What costs can be included in the working from home calculation
The typical costs that can be considered are:
• Council tax
• Service charges
• Electricity & gas
• Contents insurance
You may have noticed that only rent included above but not mortgage payments.
Mortgage capital repayments have never been allowable however in the past mortgage interest payments were allowed to be included in the calculation this is no longer permitted due to the relatively new restriction of finance costs relief for individual landlords which is now fully in place for the 2020-21 tax year so no mortgage costs can be included in working from home claims. The restrictions on mortgage interest mean that working from home claims are likely to be higher for someone who is paying rent compared to someone with a mortgage.
How to calculate a fair proportion of the home running costs
The simplest way to work out what proportion can be charged to the business is to look at how many rooms you have in your property excluding bathrooms, kitchens and hallways, then work out what % of the time you use one (or more) of the rooms for business use.
If you are renting only part of a property (e.g. a house share) then you should only include the rooms that you have access to in the calculation.
As an example, if we assume that you use one of your rooms as an office for your company and 80% of the time that it’s in use is for your business, and we also assume that in total you have 5 rooms excluding bathrooms, hallways and kitchens.
If the total allowable running costs of your home per year are £10,000 it would therefore be fair to claim £10,000 / 6 rooms x 90% business use = £1,500.
This would mean you are charging £1,500 per year to your company for rent but you personally aren’t generating a rental profit because the £1,500 of property income is offset by £1,500 of allowable property costs.
Tax efficiency of claiming home office expenses
In the example above where the home office claim totaled £1,500, lets compare paying yourself this £1,500 as a home office claim, compared to £1,500 of dividends.
Assuming you’re in the basic tax band and have used up your personal allowance and dividend allowance, £1,500 of dividends would be taxed at 7.5% which is £112.50 of personal tax. If you’re in the higher tax band then the dividend tax rate would be 32.5% which would mean £487.50 of personal tax.

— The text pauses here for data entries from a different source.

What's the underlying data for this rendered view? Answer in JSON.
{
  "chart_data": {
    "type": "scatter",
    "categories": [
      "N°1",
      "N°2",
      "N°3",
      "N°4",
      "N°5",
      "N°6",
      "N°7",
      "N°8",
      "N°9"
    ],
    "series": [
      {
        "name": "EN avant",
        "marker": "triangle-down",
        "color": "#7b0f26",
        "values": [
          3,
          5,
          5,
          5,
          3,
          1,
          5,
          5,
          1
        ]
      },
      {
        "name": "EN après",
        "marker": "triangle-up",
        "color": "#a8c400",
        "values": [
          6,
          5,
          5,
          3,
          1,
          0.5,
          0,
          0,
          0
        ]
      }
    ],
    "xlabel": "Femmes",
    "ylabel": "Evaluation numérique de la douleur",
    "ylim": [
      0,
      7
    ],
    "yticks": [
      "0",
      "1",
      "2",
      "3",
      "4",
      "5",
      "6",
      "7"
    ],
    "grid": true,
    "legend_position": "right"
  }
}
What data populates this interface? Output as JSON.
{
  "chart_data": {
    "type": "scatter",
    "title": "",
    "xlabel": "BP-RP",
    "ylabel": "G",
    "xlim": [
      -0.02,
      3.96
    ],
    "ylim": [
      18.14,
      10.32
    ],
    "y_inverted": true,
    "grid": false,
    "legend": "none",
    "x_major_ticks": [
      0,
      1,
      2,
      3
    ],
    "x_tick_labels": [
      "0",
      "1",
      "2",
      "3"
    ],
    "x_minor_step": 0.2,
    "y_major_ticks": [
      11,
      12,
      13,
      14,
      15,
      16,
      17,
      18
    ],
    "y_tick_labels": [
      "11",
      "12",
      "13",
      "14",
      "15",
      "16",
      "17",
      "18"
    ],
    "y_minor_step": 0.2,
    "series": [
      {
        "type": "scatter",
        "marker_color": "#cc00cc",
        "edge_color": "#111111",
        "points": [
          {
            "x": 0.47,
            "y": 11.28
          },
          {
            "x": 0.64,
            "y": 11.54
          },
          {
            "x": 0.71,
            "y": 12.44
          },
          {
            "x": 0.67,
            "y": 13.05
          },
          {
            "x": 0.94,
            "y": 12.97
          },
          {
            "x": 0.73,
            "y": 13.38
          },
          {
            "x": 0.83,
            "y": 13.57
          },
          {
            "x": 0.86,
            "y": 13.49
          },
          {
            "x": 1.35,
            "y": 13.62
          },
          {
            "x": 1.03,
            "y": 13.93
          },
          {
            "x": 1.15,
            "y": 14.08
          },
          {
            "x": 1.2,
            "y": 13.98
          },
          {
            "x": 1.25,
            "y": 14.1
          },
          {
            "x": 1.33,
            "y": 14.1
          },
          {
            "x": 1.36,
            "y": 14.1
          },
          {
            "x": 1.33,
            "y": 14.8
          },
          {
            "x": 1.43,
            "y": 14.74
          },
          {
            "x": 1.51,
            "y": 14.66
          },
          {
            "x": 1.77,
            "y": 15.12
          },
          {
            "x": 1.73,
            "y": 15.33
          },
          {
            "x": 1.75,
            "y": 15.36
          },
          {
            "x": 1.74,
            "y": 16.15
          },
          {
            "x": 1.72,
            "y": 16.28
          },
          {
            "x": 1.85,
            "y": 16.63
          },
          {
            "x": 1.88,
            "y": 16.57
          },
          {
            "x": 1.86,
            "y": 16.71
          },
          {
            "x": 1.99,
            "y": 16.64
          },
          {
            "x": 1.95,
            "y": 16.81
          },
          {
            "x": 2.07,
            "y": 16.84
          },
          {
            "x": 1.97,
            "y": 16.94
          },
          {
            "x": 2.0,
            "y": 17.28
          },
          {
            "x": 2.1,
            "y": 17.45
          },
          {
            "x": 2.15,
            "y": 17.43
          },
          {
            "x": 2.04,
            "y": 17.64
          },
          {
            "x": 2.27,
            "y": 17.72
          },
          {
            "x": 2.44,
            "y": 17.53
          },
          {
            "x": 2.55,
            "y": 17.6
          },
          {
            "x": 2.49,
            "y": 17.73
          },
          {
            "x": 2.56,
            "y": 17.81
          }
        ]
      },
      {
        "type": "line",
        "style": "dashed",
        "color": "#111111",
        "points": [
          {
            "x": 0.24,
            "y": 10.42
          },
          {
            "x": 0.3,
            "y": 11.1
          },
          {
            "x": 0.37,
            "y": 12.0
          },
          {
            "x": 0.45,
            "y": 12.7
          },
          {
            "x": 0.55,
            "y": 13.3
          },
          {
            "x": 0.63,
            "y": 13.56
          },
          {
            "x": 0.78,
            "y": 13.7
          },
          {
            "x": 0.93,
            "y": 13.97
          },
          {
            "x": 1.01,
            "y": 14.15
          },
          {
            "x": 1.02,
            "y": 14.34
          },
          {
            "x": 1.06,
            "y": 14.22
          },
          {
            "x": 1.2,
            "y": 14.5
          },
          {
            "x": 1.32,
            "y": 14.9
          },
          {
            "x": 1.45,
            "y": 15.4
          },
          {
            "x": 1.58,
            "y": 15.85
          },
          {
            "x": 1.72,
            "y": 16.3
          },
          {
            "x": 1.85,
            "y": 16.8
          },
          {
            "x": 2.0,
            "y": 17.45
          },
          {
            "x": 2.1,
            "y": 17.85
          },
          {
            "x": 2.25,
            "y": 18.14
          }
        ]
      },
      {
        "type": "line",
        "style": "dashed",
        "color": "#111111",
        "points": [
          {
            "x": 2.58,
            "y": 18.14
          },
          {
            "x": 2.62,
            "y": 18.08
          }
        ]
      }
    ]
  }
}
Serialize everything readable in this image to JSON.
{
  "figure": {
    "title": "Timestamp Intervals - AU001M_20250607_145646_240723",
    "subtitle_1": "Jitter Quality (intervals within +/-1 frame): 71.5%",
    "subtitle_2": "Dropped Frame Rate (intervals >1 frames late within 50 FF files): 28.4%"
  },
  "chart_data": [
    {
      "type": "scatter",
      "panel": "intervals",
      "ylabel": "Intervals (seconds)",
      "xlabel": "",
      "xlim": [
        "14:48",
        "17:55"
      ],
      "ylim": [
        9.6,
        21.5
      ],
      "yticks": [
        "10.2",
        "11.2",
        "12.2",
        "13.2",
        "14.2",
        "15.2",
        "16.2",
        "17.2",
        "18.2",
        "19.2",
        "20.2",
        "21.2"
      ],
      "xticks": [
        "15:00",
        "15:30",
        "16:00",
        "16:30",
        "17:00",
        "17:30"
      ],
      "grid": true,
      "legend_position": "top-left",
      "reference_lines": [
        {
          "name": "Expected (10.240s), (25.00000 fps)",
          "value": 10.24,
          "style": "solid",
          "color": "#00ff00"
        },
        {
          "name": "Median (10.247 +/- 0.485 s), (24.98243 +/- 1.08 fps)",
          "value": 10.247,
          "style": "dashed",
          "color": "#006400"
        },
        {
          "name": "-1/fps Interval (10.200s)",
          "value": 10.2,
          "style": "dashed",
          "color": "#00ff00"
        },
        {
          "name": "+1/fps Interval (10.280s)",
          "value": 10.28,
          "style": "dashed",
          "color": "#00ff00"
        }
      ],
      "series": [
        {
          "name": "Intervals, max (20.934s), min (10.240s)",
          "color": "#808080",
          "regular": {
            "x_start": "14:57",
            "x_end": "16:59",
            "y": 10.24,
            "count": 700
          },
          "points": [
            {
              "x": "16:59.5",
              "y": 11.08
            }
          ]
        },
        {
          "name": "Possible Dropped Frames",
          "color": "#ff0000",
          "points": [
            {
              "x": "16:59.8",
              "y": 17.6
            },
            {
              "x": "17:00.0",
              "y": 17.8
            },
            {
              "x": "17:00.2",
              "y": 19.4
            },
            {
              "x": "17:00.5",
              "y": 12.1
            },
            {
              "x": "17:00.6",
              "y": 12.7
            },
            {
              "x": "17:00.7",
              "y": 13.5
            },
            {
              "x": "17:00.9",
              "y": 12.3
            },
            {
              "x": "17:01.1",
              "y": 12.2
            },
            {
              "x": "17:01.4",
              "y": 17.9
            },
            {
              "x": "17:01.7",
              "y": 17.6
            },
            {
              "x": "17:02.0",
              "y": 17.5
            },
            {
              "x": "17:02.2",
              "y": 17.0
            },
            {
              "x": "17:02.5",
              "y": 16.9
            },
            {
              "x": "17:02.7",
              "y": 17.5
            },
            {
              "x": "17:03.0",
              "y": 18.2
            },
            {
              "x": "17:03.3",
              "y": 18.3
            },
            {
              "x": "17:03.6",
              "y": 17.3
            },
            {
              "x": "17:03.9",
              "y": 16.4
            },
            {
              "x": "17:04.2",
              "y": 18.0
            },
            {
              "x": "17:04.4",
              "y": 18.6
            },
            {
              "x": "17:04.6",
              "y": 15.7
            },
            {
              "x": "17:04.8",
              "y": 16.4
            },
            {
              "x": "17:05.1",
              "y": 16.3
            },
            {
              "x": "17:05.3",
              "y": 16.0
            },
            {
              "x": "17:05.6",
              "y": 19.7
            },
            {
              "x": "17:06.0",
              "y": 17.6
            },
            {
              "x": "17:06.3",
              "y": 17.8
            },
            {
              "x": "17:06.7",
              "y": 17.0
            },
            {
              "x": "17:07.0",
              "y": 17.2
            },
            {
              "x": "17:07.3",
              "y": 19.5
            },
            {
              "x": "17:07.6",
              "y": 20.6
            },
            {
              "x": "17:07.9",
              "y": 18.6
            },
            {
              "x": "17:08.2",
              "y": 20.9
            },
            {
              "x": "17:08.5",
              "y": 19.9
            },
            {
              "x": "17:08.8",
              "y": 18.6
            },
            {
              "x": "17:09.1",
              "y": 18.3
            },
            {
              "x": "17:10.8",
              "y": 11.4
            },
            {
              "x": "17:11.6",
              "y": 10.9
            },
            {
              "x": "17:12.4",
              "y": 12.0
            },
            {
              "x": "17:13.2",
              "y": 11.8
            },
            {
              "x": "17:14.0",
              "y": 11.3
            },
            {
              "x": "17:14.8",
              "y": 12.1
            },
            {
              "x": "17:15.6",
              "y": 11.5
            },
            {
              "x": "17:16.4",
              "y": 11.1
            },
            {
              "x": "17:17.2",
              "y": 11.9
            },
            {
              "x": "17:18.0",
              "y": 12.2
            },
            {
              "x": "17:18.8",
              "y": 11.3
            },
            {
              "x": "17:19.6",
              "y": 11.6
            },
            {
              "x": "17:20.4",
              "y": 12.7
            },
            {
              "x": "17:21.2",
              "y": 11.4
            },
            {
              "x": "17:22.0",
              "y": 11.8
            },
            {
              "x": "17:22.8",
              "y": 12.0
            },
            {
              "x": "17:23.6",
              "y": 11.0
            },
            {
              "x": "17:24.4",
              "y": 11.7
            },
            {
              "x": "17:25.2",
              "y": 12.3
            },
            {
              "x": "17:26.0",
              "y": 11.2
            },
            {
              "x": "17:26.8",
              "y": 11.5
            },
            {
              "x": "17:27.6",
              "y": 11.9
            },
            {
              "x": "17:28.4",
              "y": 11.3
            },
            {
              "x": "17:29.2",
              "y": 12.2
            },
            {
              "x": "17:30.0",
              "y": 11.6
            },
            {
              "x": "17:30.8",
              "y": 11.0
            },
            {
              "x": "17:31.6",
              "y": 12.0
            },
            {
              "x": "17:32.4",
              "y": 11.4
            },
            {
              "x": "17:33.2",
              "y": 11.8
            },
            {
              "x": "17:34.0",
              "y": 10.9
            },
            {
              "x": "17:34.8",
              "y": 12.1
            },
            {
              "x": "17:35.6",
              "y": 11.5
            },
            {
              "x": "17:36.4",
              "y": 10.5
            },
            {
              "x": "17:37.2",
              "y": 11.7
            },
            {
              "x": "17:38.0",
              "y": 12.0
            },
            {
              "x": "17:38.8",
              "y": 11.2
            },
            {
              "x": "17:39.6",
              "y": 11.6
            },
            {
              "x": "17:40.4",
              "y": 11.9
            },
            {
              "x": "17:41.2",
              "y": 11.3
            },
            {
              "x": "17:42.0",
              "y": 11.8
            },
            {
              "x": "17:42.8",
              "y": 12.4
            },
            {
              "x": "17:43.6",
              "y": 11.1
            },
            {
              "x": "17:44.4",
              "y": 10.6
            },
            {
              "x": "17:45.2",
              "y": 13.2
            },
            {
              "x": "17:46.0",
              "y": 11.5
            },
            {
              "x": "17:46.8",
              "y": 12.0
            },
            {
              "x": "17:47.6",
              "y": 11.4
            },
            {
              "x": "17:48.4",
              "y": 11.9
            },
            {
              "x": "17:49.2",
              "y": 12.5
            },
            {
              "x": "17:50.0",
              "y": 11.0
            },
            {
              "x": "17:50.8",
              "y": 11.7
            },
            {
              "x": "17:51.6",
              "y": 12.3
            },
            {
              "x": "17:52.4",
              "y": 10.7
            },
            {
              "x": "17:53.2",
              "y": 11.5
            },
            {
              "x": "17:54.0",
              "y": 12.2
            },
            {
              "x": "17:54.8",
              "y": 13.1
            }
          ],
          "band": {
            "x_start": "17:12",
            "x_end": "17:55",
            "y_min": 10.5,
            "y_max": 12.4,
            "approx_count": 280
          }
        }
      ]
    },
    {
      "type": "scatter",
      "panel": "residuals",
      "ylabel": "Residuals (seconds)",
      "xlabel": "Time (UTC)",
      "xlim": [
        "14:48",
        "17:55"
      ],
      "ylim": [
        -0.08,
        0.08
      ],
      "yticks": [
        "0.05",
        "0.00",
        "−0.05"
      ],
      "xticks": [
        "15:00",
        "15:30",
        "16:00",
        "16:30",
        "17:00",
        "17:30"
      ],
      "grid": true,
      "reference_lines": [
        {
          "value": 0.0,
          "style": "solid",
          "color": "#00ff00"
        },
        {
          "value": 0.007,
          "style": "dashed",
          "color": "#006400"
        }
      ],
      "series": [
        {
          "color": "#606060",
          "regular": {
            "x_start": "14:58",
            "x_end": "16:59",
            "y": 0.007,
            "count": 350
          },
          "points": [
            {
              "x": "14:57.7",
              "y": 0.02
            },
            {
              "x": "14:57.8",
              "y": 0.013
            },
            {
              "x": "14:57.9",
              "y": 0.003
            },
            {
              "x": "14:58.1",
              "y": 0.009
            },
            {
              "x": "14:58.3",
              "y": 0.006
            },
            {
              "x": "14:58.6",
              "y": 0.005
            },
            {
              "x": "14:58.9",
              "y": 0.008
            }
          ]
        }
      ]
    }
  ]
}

However, £1,500 of rental income would not result in any personal tax (because you have not generated a rental profit due to only claiming a fair proportion of the allowable property costs) and your company would also save corporation tax on the expense – at the current corporation tax rate of 19% this would reduce your corporation tax by £285.
A few things to consider:
• For the home office cost to be allowable as a deduction for corporation tax purposes, the rental charge mustn’t be above a fair market rent. You should for similar office spaces in your area.
• Ensure you don’t use your home office exclusively for business use – keep at least a small element of the room for personal use as this protects you from capital gains tax issues in the future.
• Check your home insurance policy to make sure running a business from home doesn’t cause any issues.
• If you are renting a property check your rental agreement to make sure you’re allowed to run a business from your home.